The online shopping giant began talking to Whole Foods only about a month ago, sources said, and hired Goldman Sachs to help negotiate a deal. Goldman is also leading banks, including Bank of America, on a $13.7 billion short-term loan to pay for the transaction.
The merger, announced on Friday, was embraced by Wall Street at a time when deal advisers have had little to crow about. The companies' announcement didn't even identify the bankers and lawyers who advised on the deal.
Merger activity this year is down 14 percent from this time last year, according to S&P Global Market Intelligence, which cited the lower dollar value of deals in the health care and materials sectors. Last year's deals announced by this time included Bayer's proposed $65.9 billion purchase of Monsanto.
Whole Foods hired the advisory firm Evercore Partners earlier this year to defend itself from pressure by activist shareholder Jana Partners, which announced in April it had amassed an 8.3 percent stake and pushed for changes to the Whole Foods board of directors. Neuberger Berman, which holds a roughly 3 percent stake, also put pressure on the company to make changes. The grocery chain operator Albertsons reportedly explored a deal for Whole Foods earlier this year.

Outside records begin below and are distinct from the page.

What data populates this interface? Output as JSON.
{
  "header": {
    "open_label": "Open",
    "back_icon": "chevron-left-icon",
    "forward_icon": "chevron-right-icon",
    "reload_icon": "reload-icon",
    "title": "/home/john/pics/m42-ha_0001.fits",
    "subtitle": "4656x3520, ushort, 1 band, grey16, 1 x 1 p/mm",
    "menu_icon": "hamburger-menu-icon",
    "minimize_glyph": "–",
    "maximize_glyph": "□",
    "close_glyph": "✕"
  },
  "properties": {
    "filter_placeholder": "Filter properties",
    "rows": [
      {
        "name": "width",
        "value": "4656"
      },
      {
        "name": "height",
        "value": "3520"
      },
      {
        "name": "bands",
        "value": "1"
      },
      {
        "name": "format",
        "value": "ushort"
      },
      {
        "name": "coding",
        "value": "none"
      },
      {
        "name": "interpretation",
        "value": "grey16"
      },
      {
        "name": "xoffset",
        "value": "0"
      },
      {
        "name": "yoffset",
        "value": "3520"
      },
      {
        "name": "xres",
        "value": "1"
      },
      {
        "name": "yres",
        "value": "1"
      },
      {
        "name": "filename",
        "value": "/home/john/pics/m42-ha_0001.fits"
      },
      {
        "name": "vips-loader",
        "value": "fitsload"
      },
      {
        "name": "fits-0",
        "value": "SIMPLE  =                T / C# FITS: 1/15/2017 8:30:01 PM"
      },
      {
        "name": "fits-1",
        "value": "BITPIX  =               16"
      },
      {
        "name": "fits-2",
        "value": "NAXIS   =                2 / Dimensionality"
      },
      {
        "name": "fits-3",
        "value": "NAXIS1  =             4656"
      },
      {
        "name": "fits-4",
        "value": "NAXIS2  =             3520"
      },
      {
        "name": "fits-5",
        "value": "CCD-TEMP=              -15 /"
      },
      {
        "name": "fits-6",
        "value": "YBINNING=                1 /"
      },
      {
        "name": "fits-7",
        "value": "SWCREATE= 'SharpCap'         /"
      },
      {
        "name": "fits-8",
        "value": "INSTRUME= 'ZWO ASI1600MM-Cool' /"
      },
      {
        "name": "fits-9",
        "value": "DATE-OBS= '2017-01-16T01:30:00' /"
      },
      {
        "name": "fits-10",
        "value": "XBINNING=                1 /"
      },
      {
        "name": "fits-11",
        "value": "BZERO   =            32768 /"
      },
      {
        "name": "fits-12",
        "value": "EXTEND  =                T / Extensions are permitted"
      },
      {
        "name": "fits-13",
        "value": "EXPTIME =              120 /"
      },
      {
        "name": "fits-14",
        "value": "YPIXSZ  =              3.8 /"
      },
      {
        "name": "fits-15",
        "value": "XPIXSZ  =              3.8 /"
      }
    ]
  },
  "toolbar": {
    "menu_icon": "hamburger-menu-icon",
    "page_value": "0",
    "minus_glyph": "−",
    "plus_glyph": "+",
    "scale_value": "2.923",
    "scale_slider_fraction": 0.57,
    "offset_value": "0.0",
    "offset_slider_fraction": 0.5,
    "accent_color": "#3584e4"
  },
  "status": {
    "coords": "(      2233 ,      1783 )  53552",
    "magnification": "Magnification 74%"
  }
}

Last month, Whole Foods shook up its board, naming five new independent directors to replace others who had resigned, and named a new chief financial officer. Sources said the new board members convinced Whole Foods's John Mackey to do a deal, even though he has been lashing out at the activists.
If he changes his mind and Whole Foods decides to back out of the transaction -- which has sent its shares soaring 27 percent on Friday -- it has to pay Amazon a $400 million break up fee.